O projeto de transferência de tecnologia, a floresta e a mitigação das mudanças climáticas
O projeto de transferência de tecnologia veio para aumentar o valor agregado do café e transformar produtores indígenas em produtores de cafés especiais. O pesquisador da Embrapa Rondônia, Enrique Alves, explica que o preço do café tem valor agregado à medida que se melhora sua qualidade. Por consequência, é possível melhorar, economicamente, a qualidade de vida das famílias produtoras que vivem na floresta.
Inicialmente a Embrapa avaliou que essa transformação seria complexa. Para sua surpresa os produtores indígenas se mostraram extremamente atentos e disciplinados à transferência de tecnologia, com a vantagem de que não possuíam uma cultura produtora ancestral que implicaria na mudança de hábitos. Já no primeiro ano do projeto conseguiram ser o segundo melhor café do estado de Rondônia e ficaram entre os 20 melhores do país. Deixaram de ser produtores de café tradicionais para serem produtores de café especial.

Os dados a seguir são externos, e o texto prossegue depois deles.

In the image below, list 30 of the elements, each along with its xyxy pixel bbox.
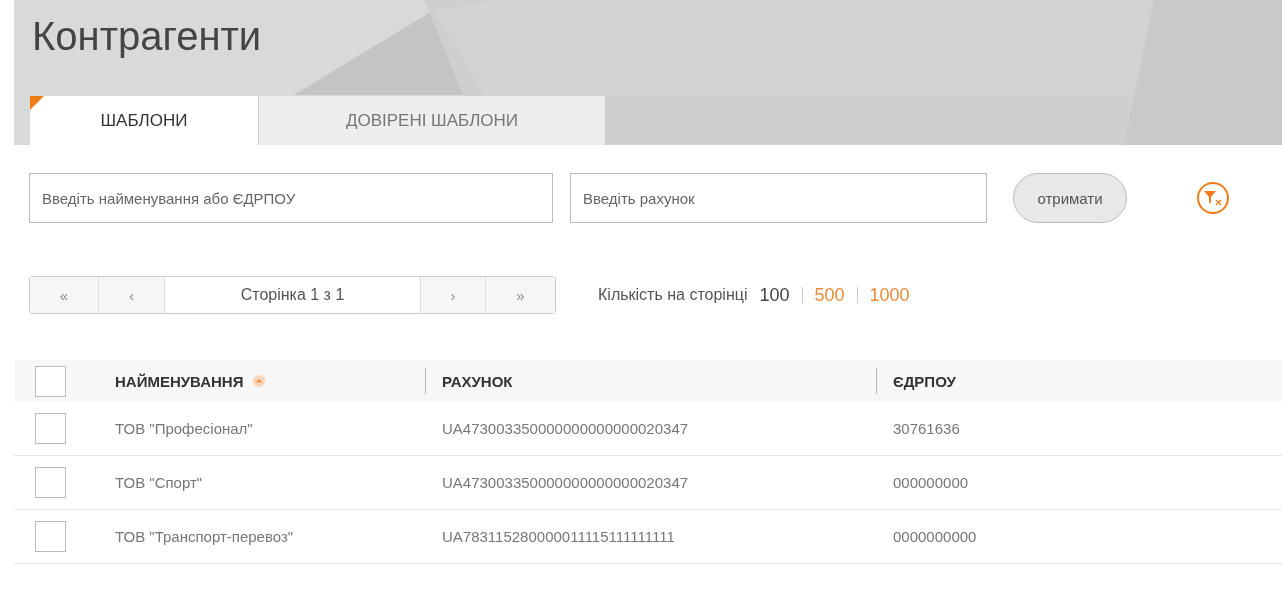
page-size-option[interactable]: 1000 xyxy=(869,284,910,306)
table-cell: ТОВ "Транспорт-перевоз" xyxy=(115,528,294,545)
table-cell: 000000000 xyxy=(893,474,969,491)
table-cell: UA473003350000000000000020347 xyxy=(442,420,689,437)
table-cell: UA473003350000000000000020347 xyxy=(442,474,689,491)
row-checkbox[interactable] xyxy=(35,521,66,552)
column-header[interactable]: ЄДРПОУ xyxy=(893,372,956,390)
page-size-option[interactable]: 500 xyxy=(814,284,845,306)
submit-button[interactable]: отримати xyxy=(1013,173,1127,223)
row-checkbox[interactable] xyxy=(35,413,66,444)
table-cell: ТОВ "Спорт" xyxy=(115,474,203,491)
clear-filter-button[interactable] xyxy=(1197,182,1229,214)
account-search-field[interactable]: Введіть рахунок xyxy=(570,173,987,223)
name-search-field[interactable]: Введіть найменування або ЄДРПОУ xyxy=(29,173,553,223)
corner-mark-icon xyxy=(30,96,44,110)
column-header[interactable]: РАХУНОК xyxy=(442,372,513,390)
tab[interactable]: ДОВІРЕНІ ШАБЛОНИ xyxy=(258,96,605,145)
select-all-checkbox[interactable] xyxy=(35,365,66,397)
table-cell: ТОВ "Професіонал" xyxy=(115,420,253,437)
column-header[interactable]: НАЙМЕНУВАННЯ xyxy=(115,372,244,390)
page-size-label: Кількість на сторінці xyxy=(598,286,748,304)
table-cell: 0000000000 xyxy=(893,528,977,545)
funnel-clear-icon xyxy=(1203,189,1223,207)
tab[interactable]: ШАБЛОНИ xyxy=(30,96,258,145)
page-size-option[interactable]: 100 xyxy=(759,284,790,306)
table-cell: UA783115280000011115111111111 xyxy=(442,528,675,545)
table-cell: 30761636 xyxy=(893,420,960,437)
row-checkbox[interactable] xyxy=(35,467,66,498)
sort-icon[interactable] xyxy=(253,375,266,387)
page-title: Контрагенти xyxy=(32,13,263,60)
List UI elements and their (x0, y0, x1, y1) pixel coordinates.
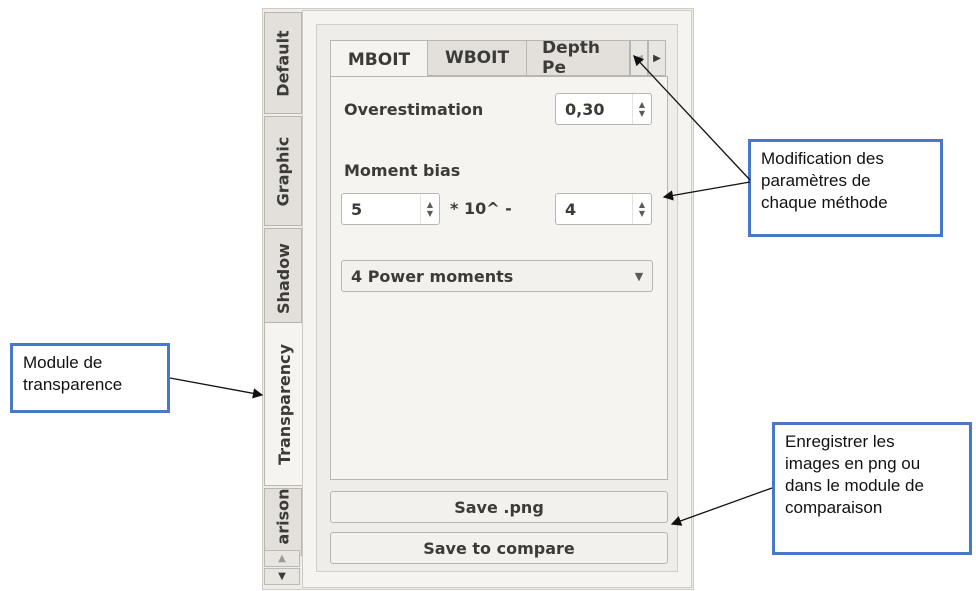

O cultivo pode ser intercalado em consórcio com outras culturas ou mesmo com espécies arbóreas. Além disso, estudos comprovaram que o café sequestra carbono e pode servir como mais uma estratégia para a mitigação das mudanças climáticas. Para a expansão da produção nas respectivas TIs não é necessário desmatar nenhum hectare de floresta.
O rendimento do café é mais alto quando comparado com outras culturas como a produção de soja e a criação de gado. Em pequenas áreas é possível se ter um rendimento satisfatório, qualidade de vida para a família, o que representa menor pressão sobre a floresta. Além disso, o café é uma cultura amiga da floresta e se ajusta à realidade indígena e de produção no clima amazônico.
Família atendidas, cooperação institucional e parceria público-privada
Há alguns anos as atividades produtivas indígenas tinham acompanhamento apenas da Funai, que auxiliou as populações indígenas a encontrarem atividades produtivas que correspondessem ao seu perfil cultural. Entre as características levou-se em conta que os indígenas são ótimos coletores. Nos últimos anos a Secretaria Municipal de Agricultura de Alta Floresta d’Oeste, o governo de Rondônia, por meio da Secretaria Estadual de Agricultura – Seagri/Emater, e agora uma parceria público-privada com o Grupo 3Corações tem auxiliado os indígenas no fomento de sua produção de café.
Em fevereiro de 2018 o projeto começou com três famílias, era algo pequeno, tímido que em menos de dois anos tomou uma amplitude maior. Em novembro de 2019 já eram mais de 130 famílias atendidas em diferentes instâncias como a transferência de tecnologia, a construção de benfeitorias e a comercialização do café. Isso potencializa o alcance da pesquisa.
Por meio da parceria público-privada, em 2019, foi criada uma premiação para incentivar as famílias a melhorarem a qualidade de seu produto, o projeto Tribos. A iniciativa fomenta um desenvolvimento sustentável amparado nos pilares social (protagonismo ao índio), ambiental (proteção da floresta) e econômico (cafés de qualidade) interagindo de forma harmoniosa.
O caso de Rondônia demonstra que há um grande potencial latente em nossas comunidades indígenas, que pode ser aproveitado pelas esferas pública e privada, de forma a preservar a floresta e a gerar emprego e renda. Entretanto, falta um olhar atento no contato com essas populações. A sociedade não indígena, na maioria das vezes, por desconhecimento ou preconceito não percebe as competências latentes no conhecimento tradicional desses povos.